Именно об этом я и говорю, именно об этом я и пишу, только это и находится в словах, которые я вывожу, в строчках, нарисованных этими словами, в пробелах, допущенных интервалом между этими строчками: напрасно я буду охотиться за своими оговорками (например, я написал «совершил» вместо «сделал», говоря об ошибках при транскрипции материнской фамилии), или часами размышлять об отцовской шинели, или искать в своих фразах и, разумеется, тут же их находить, милые отзвуки Эдипова комплекса или страха кастрации; в самом своём повторении я никогда не обнаружу ничего, кроме высшего отражения отсутствующего в письме слова, возмущения их и моим молчанием: я пишу не для того, чтобы сказать, что я ничего не скажу, я пишу не для того, чтобы сказать, что мне нечего сказать. Я пишу: пишу, потому что мы жили вместе, потому что я был среди них, тенью меж их теней, телом около их тел; я пишу, потому что они оставили во мне несмываемую метку, и её след — черта письма: воспоминание о них умирает в письме; письмо — это воспоминание об их смерти и утверждение моей жизни.
IX
— А дальше?
— Что дальше?
— Что делаю в этой истории я, кроме того, что у меня есть утонувший однофамилец?
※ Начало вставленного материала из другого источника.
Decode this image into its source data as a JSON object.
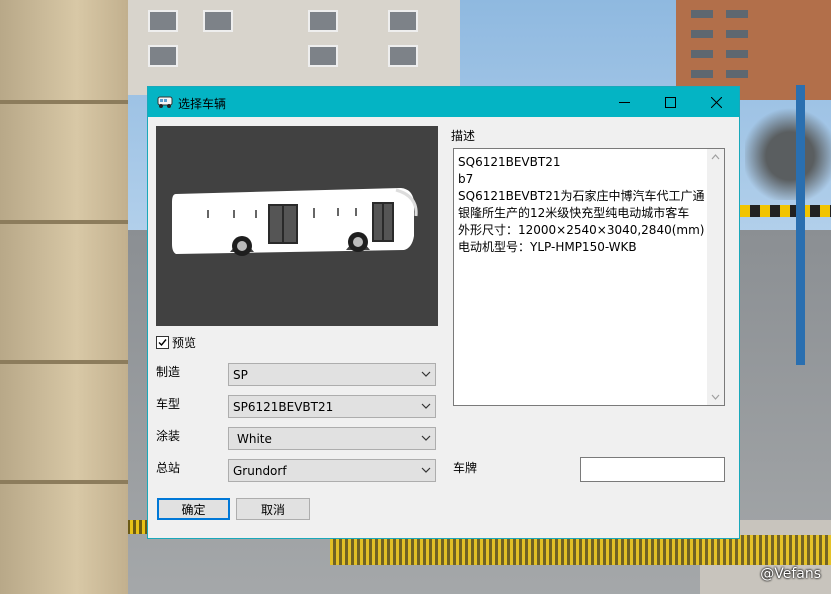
{
  "window": {
    "title": "选择车辆"
  },
  "preview": {
    "checkbox_label": "预览",
    "checked": true
  },
  "fields": {
    "make_label": "制造",
    "make_value": "SP",
    "model_label": "车型",
    "model_value": "SP6121BEVBT21",
    "livery_label": "涂装",
    "livery_value": "White",
    "depot_label": "总站",
    "depot_value": "Grundorf"
  },
  "buttons": {
    "ok": "确定",
    "cancel": "取消"
  },
  "description": {
    "label": "描述",
    "lines": [
      "SQ6121BEVBT21",
      "b7",
      "SQ6121BEVBT21为石家庄中博汽车代工广通",
      "银隆所生产的12米级快充型纯电动城市客车",
      "外形尺寸：12000×2540×3040,2840(mm)",
      "电动机型号：YLP-HMP150-WKB"
    ]
  },
  "plate": {
    "label": "车牌",
    "value": ""
  },
  "watermark": "@Vefans",
  "colors": {
    "titlebar": "#04b4c4",
    "accent": "#0078d7"
  }
}
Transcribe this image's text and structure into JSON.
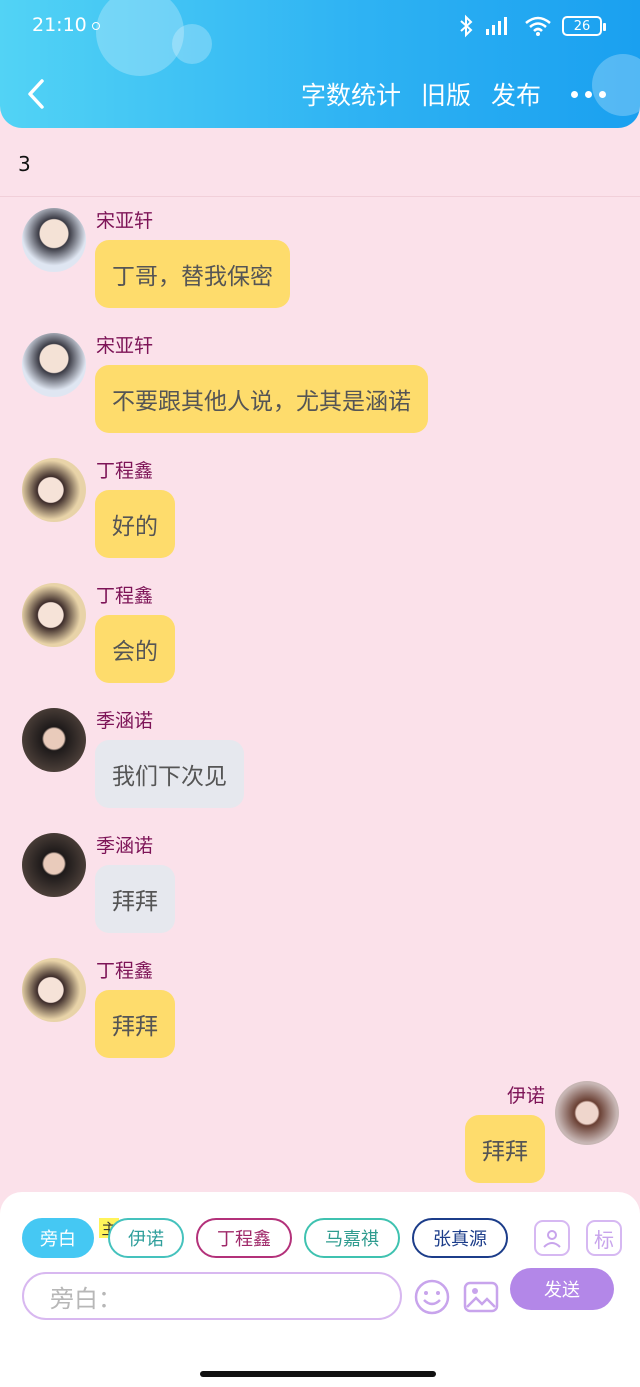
{
  "status_bar": {
    "time": "21:10",
    "battery": "26",
    "network": "HD"
  },
  "nav": {
    "actions": [
      "字数统计",
      "旧版",
      "发布"
    ]
  },
  "word_count": "3",
  "messages": [
    {
      "name": "宋亚轩",
      "text": "丁哥，替我保密",
      "avatar": "song"
    },
    {
      "name": "宋亚轩",
      "text": "不要跟其他人说，尤其是涵诺",
      "avatar": "song"
    },
    {
      "name": "丁程鑫",
      "text": "好的",
      "avatar": "ding"
    },
    {
      "name": "丁程鑫",
      "text": "会的",
      "avatar": "ding"
    },
    {
      "name": "季涵诺",
      "text": "我们下次见",
      "avatar": "ji"
    },
    {
      "name": "季涵诺",
      "text": "拜拜",
      "avatar": "ji"
    },
    {
      "name": "丁程鑫",
      "text": "拜拜",
      "avatar": "ding"
    },
    {
      "name": "伊诺",
      "text": "拜拜",
      "avatar": "yinuo"
    }
  ],
  "role_bar": {
    "chips": [
      "旁白",
      "伊诺",
      "丁程鑫",
      "马嘉祺",
      "张真源"
    ],
    "main_tag": "主",
    "tag_button": "标"
  },
  "composer": {
    "placeholder": "旁白：",
    "send_label": "发送"
  },
  "colors": {
    "header": "#2fb3f3",
    "background": "#fbe1ea",
    "yellow_bubble": "#fedc6c",
    "grey_bubble": "#e6e8ee",
    "send": "#b387e8",
    "name": "#7d1457"
  }
}
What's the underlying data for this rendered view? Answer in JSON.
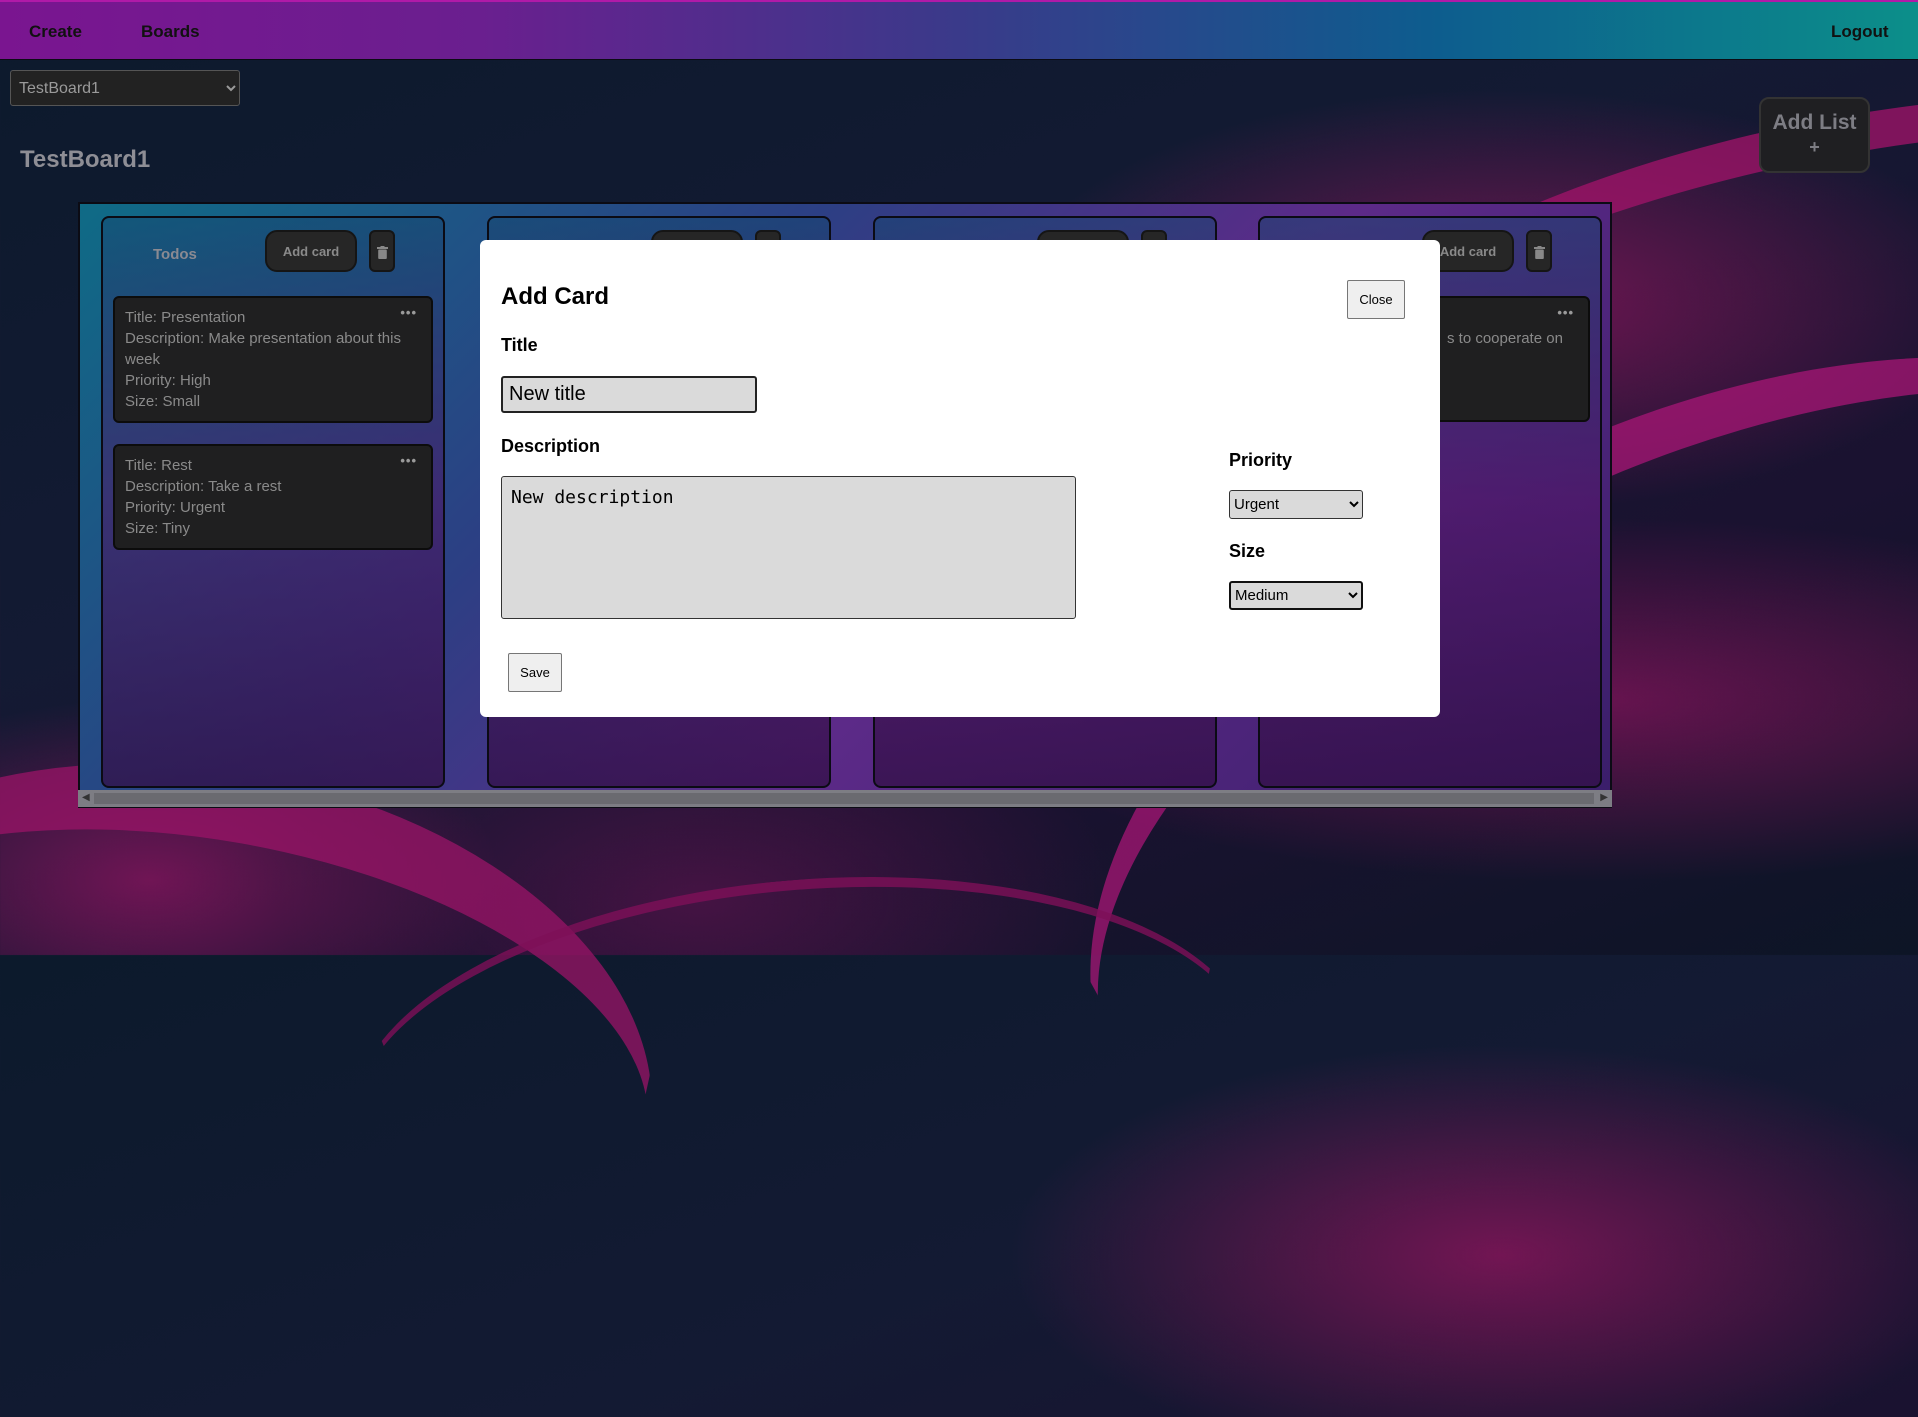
{
  "nav": {
    "create": "Create",
    "boards": "Boards",
    "logout": "Logout"
  },
  "board_select": {
    "selected": "TestBoard1"
  },
  "board_title": "TestBoard1",
  "add_list": {
    "label": "Add List",
    "plus": "+"
  },
  "lists": [
    {
      "title": "Todos",
      "add_card_label": "Add card",
      "cards": [
        {
          "lines": [
            "Title: Presentation",
            "Description: Make presentation about this week",
            "Priority: High",
            "Size: Small"
          ]
        },
        {
          "lines": [
            "Title: Rest",
            "Description: Take a rest",
            "Priority: Urgent",
            "Size: Tiny"
          ]
        }
      ]
    },
    {
      "title": "",
      "add_card_label": "",
      "cards": []
    },
    {
      "title": "",
      "add_card_label": "",
      "cards": []
    },
    {
      "title": "",
      "add_card_label": "Add card",
      "cards": [
        {
          "lines": [
            "s to cooperate on"
          ]
        }
      ]
    }
  ],
  "modal": {
    "heading": "Add Card",
    "close_label": "Close",
    "title_label": "Title",
    "title_value": "New title",
    "description_label": "Description",
    "description_value": "New description",
    "priority_label": "Priority",
    "priority_value": "Urgent",
    "size_label": "Size",
    "size_value": "Medium",
    "save_label": "Save"
  }
}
— Пока, ничего. Сейчас речь пойдёт скорее о моей причастности к этой истории. Возможно, после краткого изложения случившегося вы решили, что я был близко знаком с семьёй Винклер или принадлежал к организации, чья помощь позволила вам здесь, под прикрытием новой биографии, обрести безопасность, которой до сих пор ничто не угрожало. Ничего подобного. Ещё пятнадцать месяцев назад, а точнее 9 мая прошлого года, в предполагаемый день кораблекрушения, ваша история, равно как и история вашего фамильного двойника, была мне неизвестна. Как посредственный меломан, я всё же знал, что Сесилия Винклер была великой певицей, и, кажется, даже слушал её в роли Дездемоны в Метрополитэн-опера незадолго до войны. Зато я кое-что знал — хотя и не был непосредственно связан ни с ней, ни с её членами — об организации содействия, которая вам помогала, и высоко ценил значительную работу, которую она вела на всех фронтах земного шара. Это было что-то вроде профессиональной симпатии: я сам заведую — и именно на этом основании сегодня вмешиваюсь в историю Гаспара Винклера, а, следовательно, и в вашу историю — я заведую Обществом помощи потерпевшим кораблекрушение. Эта частная международная организация существует на средства от благотворительных организаций, частных лиц, отдельных правительственных и муниципальных учреждений, таких, например, как Министерство торгового флота или Союз торговых палат Северного моря, но, главным образом, от страховых компаний. В начале это было нечто вроде филиала Бюро Veritas. Вам известно, что такое Бюро Veritas?
— Нет, — признался я.
— Это основанная в начале XIX века организация, которая ежегодно публикует все статистические данные, относящиеся к судостроению, морским перевозкам, кораблекрушениям и авариям. В конце прошлого века один из руководителей Бюро изъявил в своём завещании желание, чтобы часть значительных в то время правительственных средств, ежегодно перечисляемых организации, использовалась не только для подсчёта потерпевших, но и для оказания им помощи. Это предложение было совершенно чуждо статусу Бюро, но спасательные организации были тогда в моде, и Распорядительный Совет решил выделять 0,5 % своего годового бюджета на создание благотворительной организации, которой вменялось в обязанность собирать все сведения о кораблях, потерпевших бедствие, и, по мере её слабых возможностей, оказывать им помощь. Чуть позднее, к этой инициативе присоединились Lloyd’s Register of Shipping и American Bureau of Shipping, две конкурирующие с Бюро Veritas организации, и Общество помощи потерпевшим кораблекрушение смогло в той или иной степени выполнять свою задачу.